London Rents Drag Down the Average Across the UK

London Rents Drag Down the Average Across the UK

The figures show that newly agreed rent prices across the UK fell by 0.3% in June on an annual basis, to an average of £908 per month – the same rate recorded in May, when new rents dropped for the first time since December 2009.

London rents continue to record annual declines, falling by 2.6% in the year to June, to stand at an average of £1,524 per month – a long way from the 7.1% rate of rent price growth seen this time last year.

When London rents are taken out of the equation, new rents actually rose by 0.5% annually, to an average of £757.

Just five regions recorded a decline in rent price growth in June, with the East of England, South East, Yorkshire and the Humber and the North East also experiencing annual decreases.

On a monthly basis, most regions recorded growth, with just the East Midlands, South West and East of England experiencing drops.

The Chief Executive of HomeLet, Martin Totty, says: “It is now a full year since rental price inflation in the UK peaked at 4.7%, since when we’ve seen progressively more modest rent increases and, over the past two months, falls in some areas of the country.

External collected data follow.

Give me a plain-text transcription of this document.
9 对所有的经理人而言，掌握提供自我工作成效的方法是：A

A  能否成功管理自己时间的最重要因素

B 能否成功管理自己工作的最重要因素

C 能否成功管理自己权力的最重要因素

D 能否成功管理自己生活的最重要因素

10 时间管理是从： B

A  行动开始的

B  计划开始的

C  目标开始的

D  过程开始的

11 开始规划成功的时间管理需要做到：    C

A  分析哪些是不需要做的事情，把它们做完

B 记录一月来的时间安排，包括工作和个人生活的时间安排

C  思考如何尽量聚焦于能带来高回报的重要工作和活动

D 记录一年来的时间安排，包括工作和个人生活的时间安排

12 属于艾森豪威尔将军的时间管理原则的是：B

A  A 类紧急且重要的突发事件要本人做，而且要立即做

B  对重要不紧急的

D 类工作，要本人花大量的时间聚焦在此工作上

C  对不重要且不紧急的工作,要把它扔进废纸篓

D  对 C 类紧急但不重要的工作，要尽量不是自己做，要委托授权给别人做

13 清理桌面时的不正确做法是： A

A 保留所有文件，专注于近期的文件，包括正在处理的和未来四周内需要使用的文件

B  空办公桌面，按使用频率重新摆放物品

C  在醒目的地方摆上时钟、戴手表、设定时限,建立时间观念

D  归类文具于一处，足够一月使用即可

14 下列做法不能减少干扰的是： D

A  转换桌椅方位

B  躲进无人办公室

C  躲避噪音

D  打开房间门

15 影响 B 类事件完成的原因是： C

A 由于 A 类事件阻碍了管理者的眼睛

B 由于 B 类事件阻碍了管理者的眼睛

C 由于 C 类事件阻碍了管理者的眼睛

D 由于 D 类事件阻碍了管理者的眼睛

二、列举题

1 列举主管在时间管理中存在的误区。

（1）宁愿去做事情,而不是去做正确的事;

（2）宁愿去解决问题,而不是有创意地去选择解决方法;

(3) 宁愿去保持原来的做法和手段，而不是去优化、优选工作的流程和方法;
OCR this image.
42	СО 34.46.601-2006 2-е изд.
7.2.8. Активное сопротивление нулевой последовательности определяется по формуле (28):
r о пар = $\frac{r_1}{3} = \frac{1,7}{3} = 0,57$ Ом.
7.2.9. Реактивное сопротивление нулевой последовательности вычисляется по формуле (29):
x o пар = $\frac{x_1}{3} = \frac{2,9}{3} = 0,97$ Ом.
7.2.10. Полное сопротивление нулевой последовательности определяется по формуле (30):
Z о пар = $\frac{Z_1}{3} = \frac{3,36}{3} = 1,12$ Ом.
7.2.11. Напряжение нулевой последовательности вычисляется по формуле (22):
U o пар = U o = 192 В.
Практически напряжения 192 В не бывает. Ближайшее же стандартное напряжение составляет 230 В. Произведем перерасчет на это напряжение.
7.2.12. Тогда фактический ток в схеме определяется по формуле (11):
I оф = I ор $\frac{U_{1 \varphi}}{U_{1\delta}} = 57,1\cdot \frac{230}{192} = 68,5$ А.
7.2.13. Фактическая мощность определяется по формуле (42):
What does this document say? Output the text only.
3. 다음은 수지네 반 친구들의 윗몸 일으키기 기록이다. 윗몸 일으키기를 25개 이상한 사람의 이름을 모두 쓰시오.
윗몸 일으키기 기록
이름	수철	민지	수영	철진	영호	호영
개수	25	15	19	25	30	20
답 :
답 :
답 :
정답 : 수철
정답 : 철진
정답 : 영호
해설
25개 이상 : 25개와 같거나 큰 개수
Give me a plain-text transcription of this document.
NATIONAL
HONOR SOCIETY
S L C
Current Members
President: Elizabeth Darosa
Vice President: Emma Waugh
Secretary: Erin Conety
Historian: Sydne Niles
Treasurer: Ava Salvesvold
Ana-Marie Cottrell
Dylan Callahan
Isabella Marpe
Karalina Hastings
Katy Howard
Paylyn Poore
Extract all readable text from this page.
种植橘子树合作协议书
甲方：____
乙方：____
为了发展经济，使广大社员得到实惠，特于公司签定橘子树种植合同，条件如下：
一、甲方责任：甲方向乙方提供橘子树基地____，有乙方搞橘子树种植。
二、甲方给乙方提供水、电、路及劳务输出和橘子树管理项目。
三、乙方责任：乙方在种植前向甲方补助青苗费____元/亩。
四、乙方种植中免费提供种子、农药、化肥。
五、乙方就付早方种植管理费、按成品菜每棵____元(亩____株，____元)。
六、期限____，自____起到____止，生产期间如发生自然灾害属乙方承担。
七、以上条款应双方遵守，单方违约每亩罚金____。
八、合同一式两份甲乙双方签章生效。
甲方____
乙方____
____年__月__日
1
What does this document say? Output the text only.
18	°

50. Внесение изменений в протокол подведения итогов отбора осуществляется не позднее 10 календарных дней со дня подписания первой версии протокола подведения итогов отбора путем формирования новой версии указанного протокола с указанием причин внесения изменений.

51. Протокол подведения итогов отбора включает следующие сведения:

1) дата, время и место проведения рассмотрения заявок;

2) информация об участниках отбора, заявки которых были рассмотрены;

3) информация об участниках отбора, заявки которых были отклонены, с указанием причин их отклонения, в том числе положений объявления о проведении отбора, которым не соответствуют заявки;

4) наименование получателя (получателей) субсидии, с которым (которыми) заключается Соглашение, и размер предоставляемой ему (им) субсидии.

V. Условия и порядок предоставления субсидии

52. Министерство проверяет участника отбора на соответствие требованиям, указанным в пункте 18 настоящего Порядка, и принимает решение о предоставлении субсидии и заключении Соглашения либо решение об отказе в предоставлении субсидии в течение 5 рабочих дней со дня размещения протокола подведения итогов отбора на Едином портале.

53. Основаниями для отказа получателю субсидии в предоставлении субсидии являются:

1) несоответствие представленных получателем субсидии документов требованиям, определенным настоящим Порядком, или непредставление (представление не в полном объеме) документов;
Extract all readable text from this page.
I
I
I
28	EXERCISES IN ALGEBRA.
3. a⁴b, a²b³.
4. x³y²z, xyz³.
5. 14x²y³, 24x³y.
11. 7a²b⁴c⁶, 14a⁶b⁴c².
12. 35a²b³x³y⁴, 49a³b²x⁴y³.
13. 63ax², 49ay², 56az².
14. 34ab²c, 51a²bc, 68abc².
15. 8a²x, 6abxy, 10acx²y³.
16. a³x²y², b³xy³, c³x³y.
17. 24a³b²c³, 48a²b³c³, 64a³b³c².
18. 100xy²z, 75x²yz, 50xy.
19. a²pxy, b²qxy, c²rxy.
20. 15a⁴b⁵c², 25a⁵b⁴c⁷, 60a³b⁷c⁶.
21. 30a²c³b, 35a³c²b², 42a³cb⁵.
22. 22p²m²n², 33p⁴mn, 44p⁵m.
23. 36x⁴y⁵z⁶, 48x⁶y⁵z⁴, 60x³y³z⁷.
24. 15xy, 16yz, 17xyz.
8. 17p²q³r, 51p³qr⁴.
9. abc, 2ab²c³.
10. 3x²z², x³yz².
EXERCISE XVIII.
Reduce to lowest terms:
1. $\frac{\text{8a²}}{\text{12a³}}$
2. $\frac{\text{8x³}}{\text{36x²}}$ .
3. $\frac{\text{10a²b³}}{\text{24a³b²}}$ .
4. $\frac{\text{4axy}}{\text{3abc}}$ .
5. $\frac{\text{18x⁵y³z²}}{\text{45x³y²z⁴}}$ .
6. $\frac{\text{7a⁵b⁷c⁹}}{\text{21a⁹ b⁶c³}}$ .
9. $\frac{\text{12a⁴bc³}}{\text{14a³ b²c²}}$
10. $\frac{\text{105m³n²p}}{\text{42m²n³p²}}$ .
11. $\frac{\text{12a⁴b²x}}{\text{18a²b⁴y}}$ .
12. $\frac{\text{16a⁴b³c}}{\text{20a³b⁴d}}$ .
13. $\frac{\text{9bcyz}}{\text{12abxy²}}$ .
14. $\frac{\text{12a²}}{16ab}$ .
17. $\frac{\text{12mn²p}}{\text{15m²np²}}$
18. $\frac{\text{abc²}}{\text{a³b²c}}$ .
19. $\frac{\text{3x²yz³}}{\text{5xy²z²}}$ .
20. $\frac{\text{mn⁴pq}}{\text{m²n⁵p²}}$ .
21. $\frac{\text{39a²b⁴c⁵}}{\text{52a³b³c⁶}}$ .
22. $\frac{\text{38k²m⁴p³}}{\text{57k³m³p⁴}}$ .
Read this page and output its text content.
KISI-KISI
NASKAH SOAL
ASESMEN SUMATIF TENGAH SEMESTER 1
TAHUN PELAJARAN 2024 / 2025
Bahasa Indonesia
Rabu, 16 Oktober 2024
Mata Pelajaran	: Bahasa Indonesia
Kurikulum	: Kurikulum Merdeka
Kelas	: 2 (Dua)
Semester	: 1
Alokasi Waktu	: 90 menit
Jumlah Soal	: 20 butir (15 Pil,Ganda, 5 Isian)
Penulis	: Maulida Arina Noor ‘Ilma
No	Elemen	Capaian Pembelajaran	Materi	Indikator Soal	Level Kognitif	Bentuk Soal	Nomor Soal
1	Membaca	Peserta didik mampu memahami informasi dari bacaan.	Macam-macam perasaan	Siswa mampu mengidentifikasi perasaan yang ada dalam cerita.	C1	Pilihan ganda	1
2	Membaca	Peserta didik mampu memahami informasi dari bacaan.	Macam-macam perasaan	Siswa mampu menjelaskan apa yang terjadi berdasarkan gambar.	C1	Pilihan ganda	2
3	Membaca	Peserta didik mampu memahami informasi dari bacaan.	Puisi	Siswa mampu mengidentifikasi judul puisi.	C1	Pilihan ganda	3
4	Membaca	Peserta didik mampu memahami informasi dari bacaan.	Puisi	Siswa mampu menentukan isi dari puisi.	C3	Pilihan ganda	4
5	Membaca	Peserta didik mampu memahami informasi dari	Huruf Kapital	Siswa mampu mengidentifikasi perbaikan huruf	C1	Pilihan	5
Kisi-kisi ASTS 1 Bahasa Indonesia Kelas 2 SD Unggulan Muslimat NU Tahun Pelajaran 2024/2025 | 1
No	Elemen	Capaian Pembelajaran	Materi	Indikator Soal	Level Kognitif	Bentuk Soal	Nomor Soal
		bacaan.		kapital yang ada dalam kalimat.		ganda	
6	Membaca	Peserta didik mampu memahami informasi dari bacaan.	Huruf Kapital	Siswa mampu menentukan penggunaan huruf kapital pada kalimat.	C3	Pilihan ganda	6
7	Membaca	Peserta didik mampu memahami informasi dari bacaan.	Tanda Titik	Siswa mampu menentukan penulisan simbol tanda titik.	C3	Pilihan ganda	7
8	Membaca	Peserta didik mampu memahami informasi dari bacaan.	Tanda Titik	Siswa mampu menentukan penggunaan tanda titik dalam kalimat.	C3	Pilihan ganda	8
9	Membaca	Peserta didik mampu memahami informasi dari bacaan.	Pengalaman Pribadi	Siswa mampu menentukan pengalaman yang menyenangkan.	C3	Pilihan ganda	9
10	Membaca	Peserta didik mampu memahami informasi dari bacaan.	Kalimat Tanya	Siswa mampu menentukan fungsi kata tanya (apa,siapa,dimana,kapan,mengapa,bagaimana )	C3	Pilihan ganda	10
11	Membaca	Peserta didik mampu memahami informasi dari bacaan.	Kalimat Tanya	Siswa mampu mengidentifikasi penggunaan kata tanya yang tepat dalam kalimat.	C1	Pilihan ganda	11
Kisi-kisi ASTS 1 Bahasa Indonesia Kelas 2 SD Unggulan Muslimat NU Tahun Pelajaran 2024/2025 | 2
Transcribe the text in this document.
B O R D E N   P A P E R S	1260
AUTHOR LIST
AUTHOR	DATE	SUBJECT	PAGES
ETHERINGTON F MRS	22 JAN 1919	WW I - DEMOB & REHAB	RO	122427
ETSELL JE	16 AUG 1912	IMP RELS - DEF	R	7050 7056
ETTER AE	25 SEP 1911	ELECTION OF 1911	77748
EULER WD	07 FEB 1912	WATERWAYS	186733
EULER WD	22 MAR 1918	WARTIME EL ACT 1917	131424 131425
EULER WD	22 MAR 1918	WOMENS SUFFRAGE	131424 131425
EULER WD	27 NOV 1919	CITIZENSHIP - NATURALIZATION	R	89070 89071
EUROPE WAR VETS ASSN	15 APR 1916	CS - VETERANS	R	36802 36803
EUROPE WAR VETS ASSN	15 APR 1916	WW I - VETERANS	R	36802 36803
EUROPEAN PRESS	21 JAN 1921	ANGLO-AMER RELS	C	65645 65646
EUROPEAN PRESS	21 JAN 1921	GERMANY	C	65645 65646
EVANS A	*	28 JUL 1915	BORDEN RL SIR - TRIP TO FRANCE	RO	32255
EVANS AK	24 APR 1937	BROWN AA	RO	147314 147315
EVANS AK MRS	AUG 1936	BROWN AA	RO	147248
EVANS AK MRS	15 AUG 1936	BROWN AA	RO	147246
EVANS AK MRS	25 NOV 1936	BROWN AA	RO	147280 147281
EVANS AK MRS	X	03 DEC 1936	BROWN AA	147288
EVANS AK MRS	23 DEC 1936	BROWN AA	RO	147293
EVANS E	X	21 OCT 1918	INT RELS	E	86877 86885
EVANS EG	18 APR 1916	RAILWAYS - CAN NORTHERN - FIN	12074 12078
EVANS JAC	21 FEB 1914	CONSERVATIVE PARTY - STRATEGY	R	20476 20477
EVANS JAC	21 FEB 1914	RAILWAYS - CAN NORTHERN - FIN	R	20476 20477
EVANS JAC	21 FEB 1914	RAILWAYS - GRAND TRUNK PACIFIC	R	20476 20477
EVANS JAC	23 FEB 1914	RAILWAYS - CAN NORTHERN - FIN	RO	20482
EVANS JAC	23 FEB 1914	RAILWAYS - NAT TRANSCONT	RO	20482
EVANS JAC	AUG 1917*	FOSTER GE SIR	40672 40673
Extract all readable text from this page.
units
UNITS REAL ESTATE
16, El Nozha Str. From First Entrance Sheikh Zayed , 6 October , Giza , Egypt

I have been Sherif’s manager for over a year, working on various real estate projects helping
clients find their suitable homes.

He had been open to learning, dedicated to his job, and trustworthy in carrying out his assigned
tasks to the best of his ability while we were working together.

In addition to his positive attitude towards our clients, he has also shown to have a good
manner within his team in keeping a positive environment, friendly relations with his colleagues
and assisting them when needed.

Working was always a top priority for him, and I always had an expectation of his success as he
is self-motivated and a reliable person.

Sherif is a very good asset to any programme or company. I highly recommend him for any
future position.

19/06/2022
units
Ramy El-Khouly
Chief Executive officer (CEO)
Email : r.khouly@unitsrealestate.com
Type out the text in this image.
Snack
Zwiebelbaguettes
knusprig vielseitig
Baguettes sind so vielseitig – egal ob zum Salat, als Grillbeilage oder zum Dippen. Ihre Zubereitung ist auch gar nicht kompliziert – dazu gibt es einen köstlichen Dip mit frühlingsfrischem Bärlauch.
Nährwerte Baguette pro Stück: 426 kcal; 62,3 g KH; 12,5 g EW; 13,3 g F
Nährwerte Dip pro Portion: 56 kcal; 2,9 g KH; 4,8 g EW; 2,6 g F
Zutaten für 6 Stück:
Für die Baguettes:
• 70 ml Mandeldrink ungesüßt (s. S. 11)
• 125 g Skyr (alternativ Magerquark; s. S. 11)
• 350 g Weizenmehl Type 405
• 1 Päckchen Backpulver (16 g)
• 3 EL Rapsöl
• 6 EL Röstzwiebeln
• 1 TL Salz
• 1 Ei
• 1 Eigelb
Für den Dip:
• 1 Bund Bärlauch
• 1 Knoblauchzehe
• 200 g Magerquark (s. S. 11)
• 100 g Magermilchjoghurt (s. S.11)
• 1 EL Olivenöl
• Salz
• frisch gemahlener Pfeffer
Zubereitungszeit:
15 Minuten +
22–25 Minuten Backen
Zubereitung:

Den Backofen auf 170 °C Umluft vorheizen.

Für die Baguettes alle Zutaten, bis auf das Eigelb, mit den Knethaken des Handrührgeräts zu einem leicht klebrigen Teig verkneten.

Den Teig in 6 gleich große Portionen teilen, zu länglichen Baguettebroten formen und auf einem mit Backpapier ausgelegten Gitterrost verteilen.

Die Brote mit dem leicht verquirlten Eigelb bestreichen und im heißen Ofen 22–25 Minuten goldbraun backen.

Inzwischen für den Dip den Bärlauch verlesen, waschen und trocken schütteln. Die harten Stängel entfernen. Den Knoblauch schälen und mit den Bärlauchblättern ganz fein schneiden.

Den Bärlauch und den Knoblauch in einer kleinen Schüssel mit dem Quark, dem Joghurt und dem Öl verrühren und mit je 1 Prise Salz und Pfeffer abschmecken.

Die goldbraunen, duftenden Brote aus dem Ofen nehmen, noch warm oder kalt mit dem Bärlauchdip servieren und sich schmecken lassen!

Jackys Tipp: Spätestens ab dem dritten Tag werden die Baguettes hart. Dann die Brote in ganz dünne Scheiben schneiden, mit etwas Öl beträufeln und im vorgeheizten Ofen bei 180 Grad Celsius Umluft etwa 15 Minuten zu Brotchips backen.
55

“June’s figures are the first indication that this trend may now be beginning to flatten out, but it’s too early to say this with any certainty – the next few months will provide crucial intelligence on the direction the market is taking.”

The data contrasts to new figures released by Hometrack, which suggest that London rents are now at the most unaffordable level for ten years.

Recently, the Local Government Association (LGA) has also attacked private rents for being too high, reporting that one in seven tenants now spend more than half of their income on rent.

Calling on central Government to provide more support for the building of homes that families can afford, the LGA revealed that just 2% of homeowners spend the same proportion of their income on mortgages.